Not horrible, but hardly the sort of thing that is going to inspire joy and optimism about the future.
The unemployment rate remains at 5.5 per cent which is significantly above most estimates of full employment for Australia and is exactly the same as it was in May 2017.
In other words, there has been no progress in reducing Australia’s stubbornly high unemployment rate since the budget 8 months ago even though the government likes to crow about the level of job creation in recent times.
Despite this bluster and noisy rhetoric about job creation, the fact is the unemployment rate remains uncomfortably high and no one is doing anything about it.
Most of the recent gains in employment, which at face value has been impressive, are merely a reflection of population growth and no more.
Another disconcerting aspect of the labour force data was confirmation that total hours worked by all employees in the economy fall sharply in January. This is a sure sign that the economy is not all that healthy.
Usually when economic conditions are buoyant, employees are asked to work more hours before finally the employer adds to staff numbers.

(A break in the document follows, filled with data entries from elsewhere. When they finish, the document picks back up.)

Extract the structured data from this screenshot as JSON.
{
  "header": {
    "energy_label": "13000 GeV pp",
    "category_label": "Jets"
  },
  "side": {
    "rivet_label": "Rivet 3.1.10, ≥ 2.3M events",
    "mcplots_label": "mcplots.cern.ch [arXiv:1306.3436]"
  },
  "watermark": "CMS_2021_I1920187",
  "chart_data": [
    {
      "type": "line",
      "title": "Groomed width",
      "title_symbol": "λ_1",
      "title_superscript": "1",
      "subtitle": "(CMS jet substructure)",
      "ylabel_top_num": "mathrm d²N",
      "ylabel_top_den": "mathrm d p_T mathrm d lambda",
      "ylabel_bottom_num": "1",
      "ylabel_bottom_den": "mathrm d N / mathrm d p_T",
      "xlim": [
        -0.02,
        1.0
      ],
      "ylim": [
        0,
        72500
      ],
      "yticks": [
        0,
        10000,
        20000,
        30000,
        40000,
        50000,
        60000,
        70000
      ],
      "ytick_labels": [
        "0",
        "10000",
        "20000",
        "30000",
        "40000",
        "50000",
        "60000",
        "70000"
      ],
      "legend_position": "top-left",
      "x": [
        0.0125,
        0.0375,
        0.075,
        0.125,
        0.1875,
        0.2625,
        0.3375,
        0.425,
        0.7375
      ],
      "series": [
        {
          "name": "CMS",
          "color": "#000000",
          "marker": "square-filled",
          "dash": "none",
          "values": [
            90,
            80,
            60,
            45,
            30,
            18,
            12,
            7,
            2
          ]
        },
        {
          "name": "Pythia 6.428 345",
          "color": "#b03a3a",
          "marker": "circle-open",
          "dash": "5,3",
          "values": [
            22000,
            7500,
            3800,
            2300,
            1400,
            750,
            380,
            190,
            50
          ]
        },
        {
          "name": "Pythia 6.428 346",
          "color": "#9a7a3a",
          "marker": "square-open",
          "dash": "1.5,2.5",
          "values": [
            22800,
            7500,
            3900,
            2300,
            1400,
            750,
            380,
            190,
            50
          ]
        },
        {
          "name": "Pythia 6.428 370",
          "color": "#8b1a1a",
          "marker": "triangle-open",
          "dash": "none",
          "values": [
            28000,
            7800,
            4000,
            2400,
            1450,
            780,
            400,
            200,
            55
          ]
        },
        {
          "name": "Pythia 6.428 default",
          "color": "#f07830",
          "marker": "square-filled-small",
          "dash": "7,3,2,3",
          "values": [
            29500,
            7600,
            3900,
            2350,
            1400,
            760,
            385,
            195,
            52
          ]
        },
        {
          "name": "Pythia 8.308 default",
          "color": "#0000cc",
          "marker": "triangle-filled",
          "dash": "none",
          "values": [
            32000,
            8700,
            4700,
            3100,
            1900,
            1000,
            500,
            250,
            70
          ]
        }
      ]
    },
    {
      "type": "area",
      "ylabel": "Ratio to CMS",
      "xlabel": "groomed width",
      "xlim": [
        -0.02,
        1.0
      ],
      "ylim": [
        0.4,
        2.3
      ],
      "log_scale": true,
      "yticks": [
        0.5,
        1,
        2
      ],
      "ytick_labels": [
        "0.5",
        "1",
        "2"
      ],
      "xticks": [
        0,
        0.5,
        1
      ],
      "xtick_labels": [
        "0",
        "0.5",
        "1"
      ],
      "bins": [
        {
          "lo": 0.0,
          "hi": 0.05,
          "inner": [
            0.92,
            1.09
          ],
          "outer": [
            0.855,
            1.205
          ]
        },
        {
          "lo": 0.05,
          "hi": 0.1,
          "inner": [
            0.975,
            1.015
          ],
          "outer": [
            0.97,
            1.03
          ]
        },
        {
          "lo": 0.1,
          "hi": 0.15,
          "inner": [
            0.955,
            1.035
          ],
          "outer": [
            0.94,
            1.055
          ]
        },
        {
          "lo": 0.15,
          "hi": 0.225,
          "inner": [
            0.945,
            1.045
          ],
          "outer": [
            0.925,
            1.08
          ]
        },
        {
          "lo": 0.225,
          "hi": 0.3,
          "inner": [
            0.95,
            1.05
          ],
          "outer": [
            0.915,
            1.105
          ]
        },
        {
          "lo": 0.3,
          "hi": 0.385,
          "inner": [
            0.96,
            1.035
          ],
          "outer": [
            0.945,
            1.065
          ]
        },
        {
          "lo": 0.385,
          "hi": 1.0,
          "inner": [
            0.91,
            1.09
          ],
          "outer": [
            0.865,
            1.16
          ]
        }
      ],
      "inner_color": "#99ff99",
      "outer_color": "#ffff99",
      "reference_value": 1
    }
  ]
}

In Australia’s highly flexible labour market, when times are tough, firms tend to ask their employees to work less fewer hours rather than sacking them. This is what is happening now.
Total hours worked in the Australian economy is lower in January 2018 than in May 2017 and this is despite employment rising by close to 250,000 over that time.
The average hours worked per employee fell to a record low as a result, meaning that there is still a huge amount of spare capacity in the labour market, evidenced by very high underemployment and ongoing troublesome high unemployment.
The labour force data have important implications for the Reserve Bank and interest rate settings.
At its most simplest, there is now close to zero probability of an interest rate rise any time soon. The economy could not digest it, not just because of the soft labour market conditions, but because house prices are falling, wages growth is dead and inflation is below target.
The case for interest rate cuts, which was strong because of those factors, is gaining momentum not least because of the stalling in progress in reducing the unemployment rate.
Next week sees the release of wages data. If these show annual wages growth mired around 2 per cent, the rate cut bandwagon may get a few more people on board, including the RBA. It will require a major about face for the RBA to move to an easing bias, but in recent months it has shown pragmatism and flexibility when confronted with new information on the economy.
The labour force data confirm the economy needs a shot in the arm if we are to get close to full employment, let alone matching the 4 to 4.5 per cent unemployment rate many of our competitors are currently enjoying.